Indem der Beschwerdeführer in der Subsumtionsrüge (Z 10) zum Raubfaktum (I) die Beurteilung der Tat als minderschweren Raub nach § 142 Abs 2 StGB reklamiert, orientiert er sich nicht an den vom Erstgericht getroffenen Feststellungen, die ein im bewussten und gewollten Einverständnis erfolgtes gemeinsames Vorgehen des Beschwerdeführers mit dem Mitangeklagten H***** dahin umfassen, "dass dem sehbehinderten Opfer mehrere Schläge ins Gesicht (wodurch es die Brille verlor) sowie mehrere Stöße, wodurch es zu Boden ging, versetzt wurden und anschließend das am Boden liegende Opfer weiter misshandelt wurde, indem es in den Würgegriff (Schwitzkasten) genommen wurde" (US 12) und führt den Nichtigkeitsgrund daher nicht prozessordnungsgemäß aus.

Fehl geht auch der zum Raubfaktum (I) unter der Z 11 erhobene Beschwerdeeinwand, die Tatrichter hätten durch unterbliebene Auseinandersetzung mit den Täterschaftsformen in unvertretbarer Weise ihre Strafbefugnis überschritten. Abgesehen davon, dass sich der Beschwerde zuwider aus dem Urteil eindeutig ergibt, dass das Erstgericht eine Tatbegehung durch den Beschwerdeführer im bewussten und gewollten Zusammenwirken gemeinsam mit D***** H*****, also in Mittäterschaft, feststellte, wird durch diesen Einwand kein Nichtigkeitsgrund deutlich und bestimmt (§ 285a Z 2 StPO) geltend gemacht.

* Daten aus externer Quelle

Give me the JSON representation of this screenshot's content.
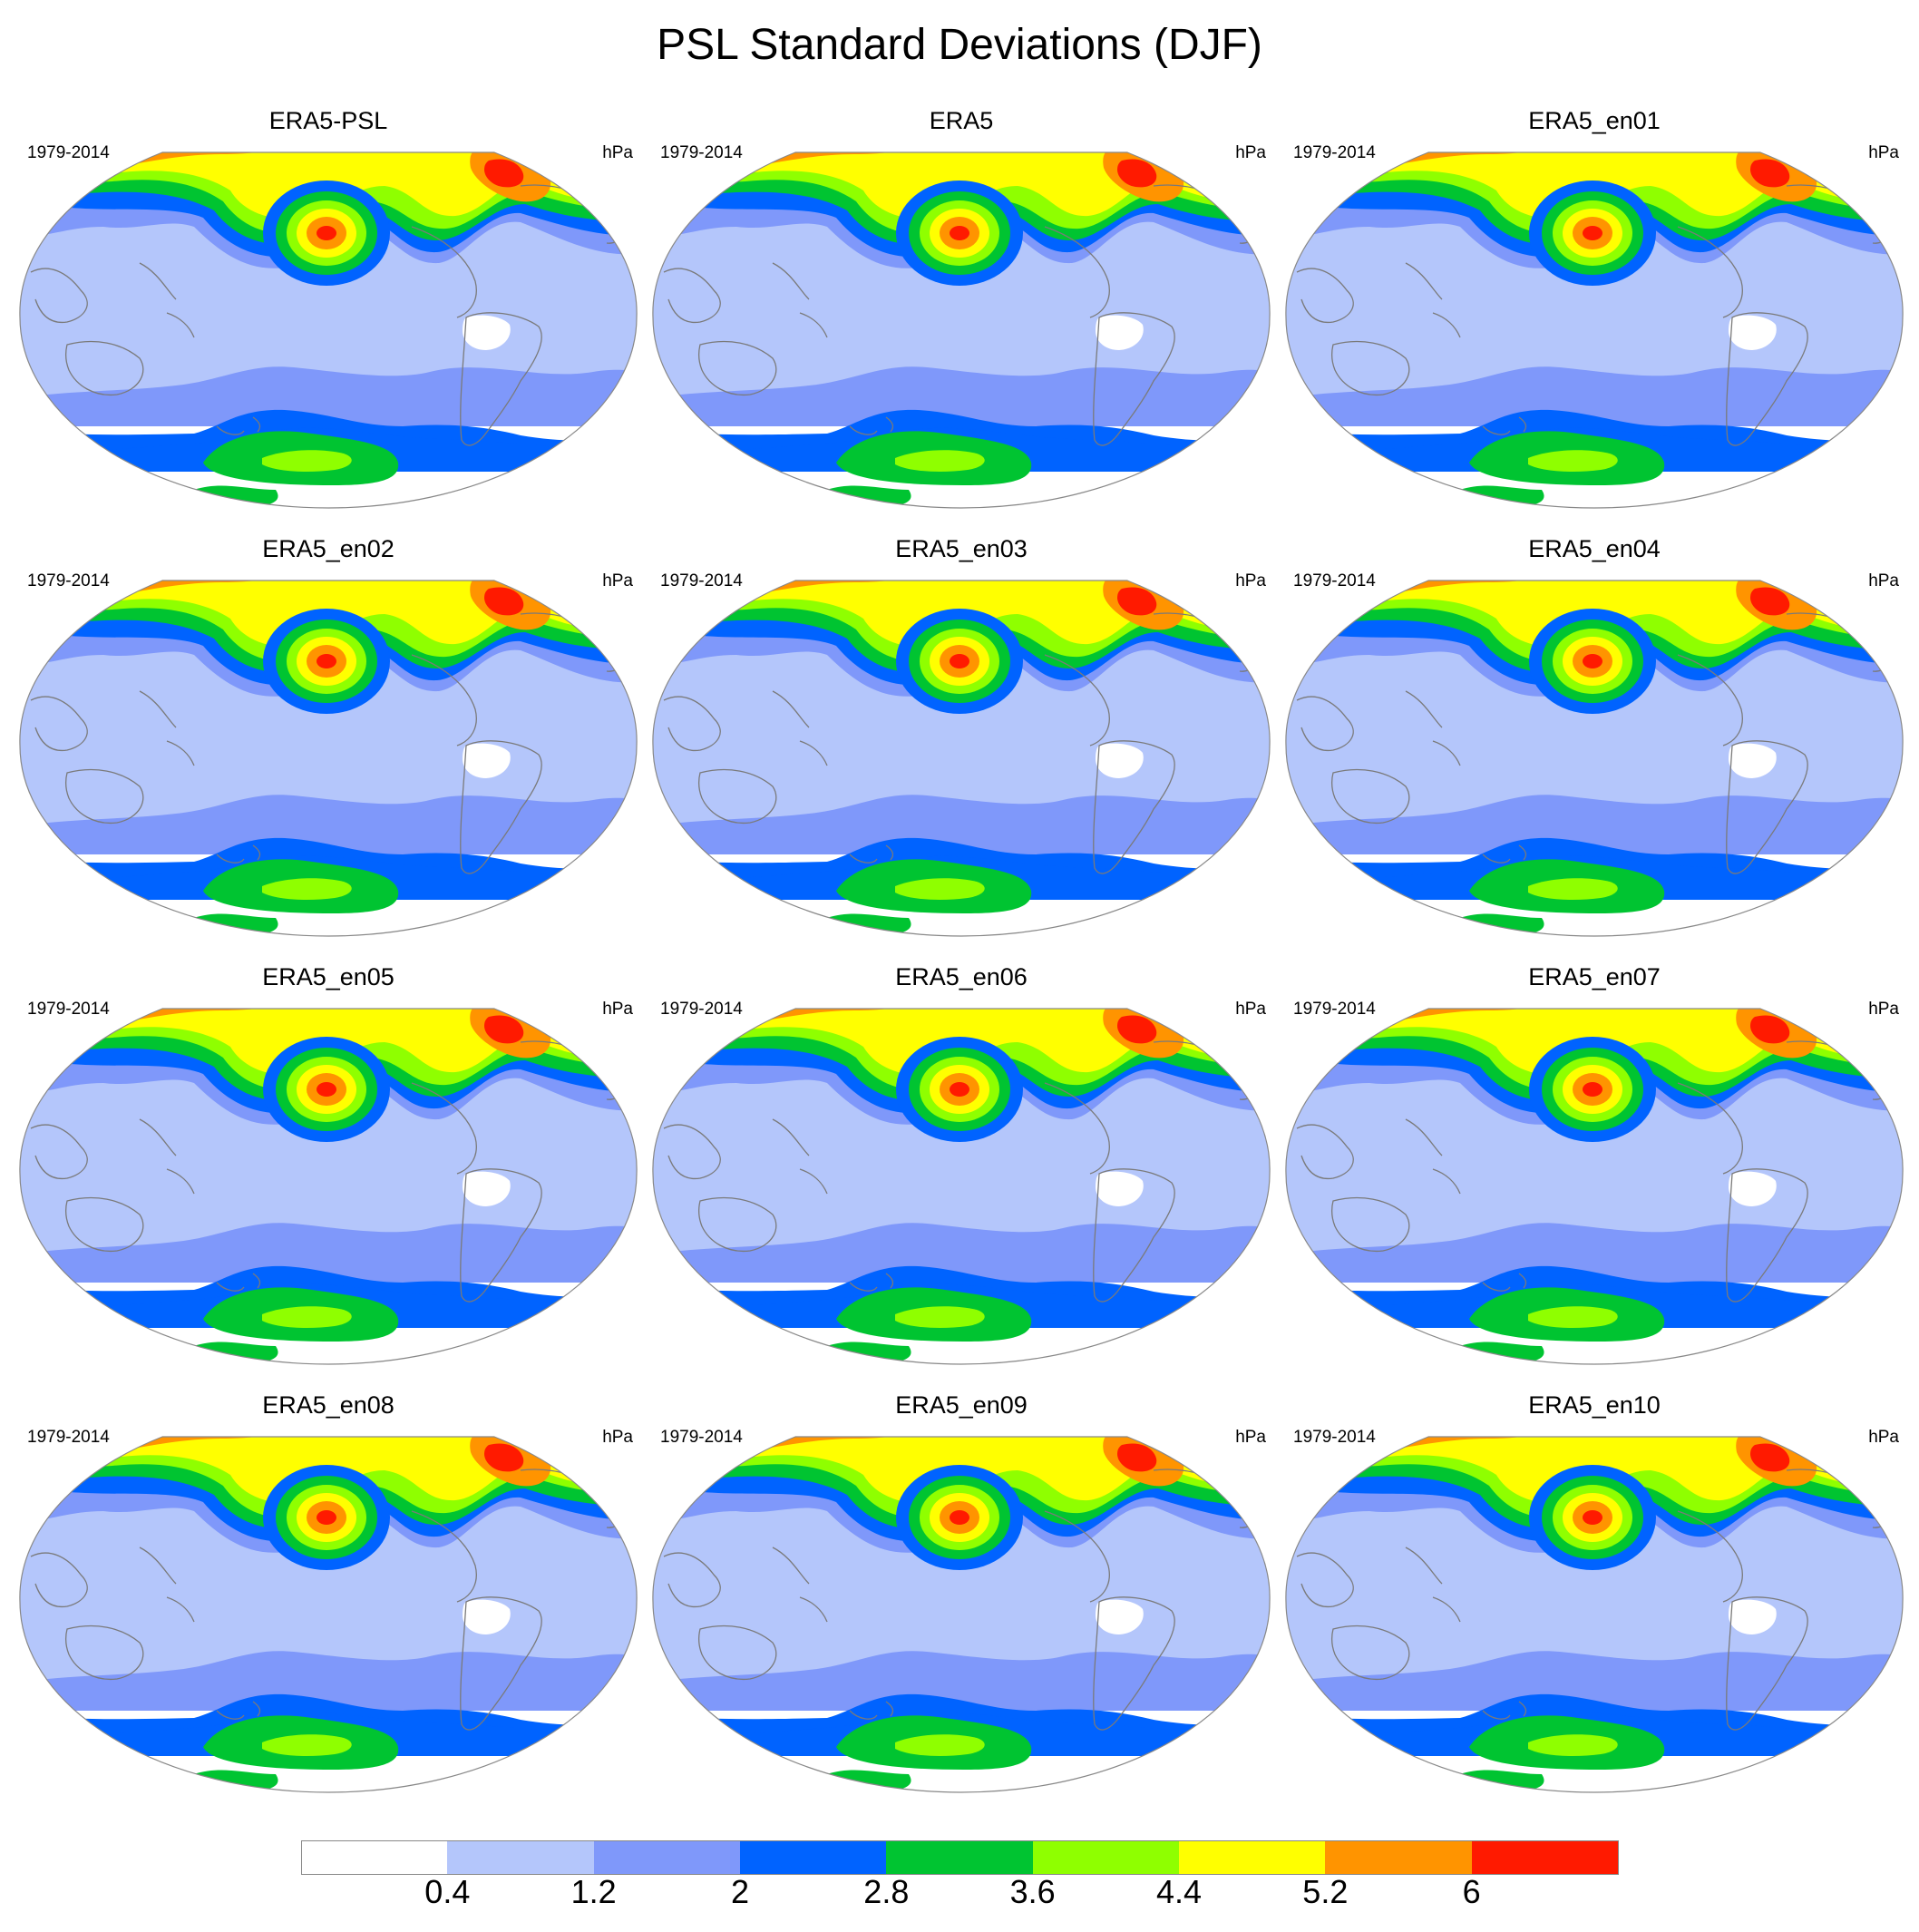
{
  "title": "PSL Standard Deviations (DJF)",
  "panel_defaults": {
    "left_label": "1979-2014",
    "right_label": "hPa"
  },
  "panels": [
    {
      "title": "ERA5-PSL"
    },
    {
      "title": "ERA5"
    },
    {
      "title": "ERA5_en01"
    },
    {
      "title": "ERA5_en02"
    },
    {
      "title": "ERA5_en03"
    },
    {
      "title": "ERA5_en04"
    },
    {
      "title": "ERA5_en05"
    },
    {
      "title": "ERA5_en06"
    },
    {
      "title": "ERA5_en07"
    },
    {
      "title": "ERA5_en08"
    },
    {
      "title": "ERA5_en09"
    },
    {
      "title": "ERA5_en10"
    }
  ],
  "colorbar": {
    "levels": [
      "0.4",
      "1.2",
      "2",
      "2.8",
      "3.6",
      "4.4",
      "5.2",
      "6"
    ],
    "colors": [
      "#ffffff",
      "#b4c6fb",
      "#7f98fa",
      "#0063ff",
      "#00c431",
      "#8fff00",
      "#ffff00",
      "#ff9400",
      "#ff1a00"
    ]
  },
  "field_colors": {
    "ocean_base": "#b4c6fb",
    "coastline": "#7a7a7a"
  }
}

Die Nichtigkeitsbeschwerde war daher bereits bei einer nichtöffentlichen Beratung sofort zurückzuweisen (§ 285d Abs 1 StPO), woraus die Kompetenz des Gerichtshofes zweiter Instanz zur Entscheidung über die Berufung folgt (§§ 285i; s auch 498 Abs 3 StPO).

Die Kostenentscheidung ist in § 390a StPO begründet.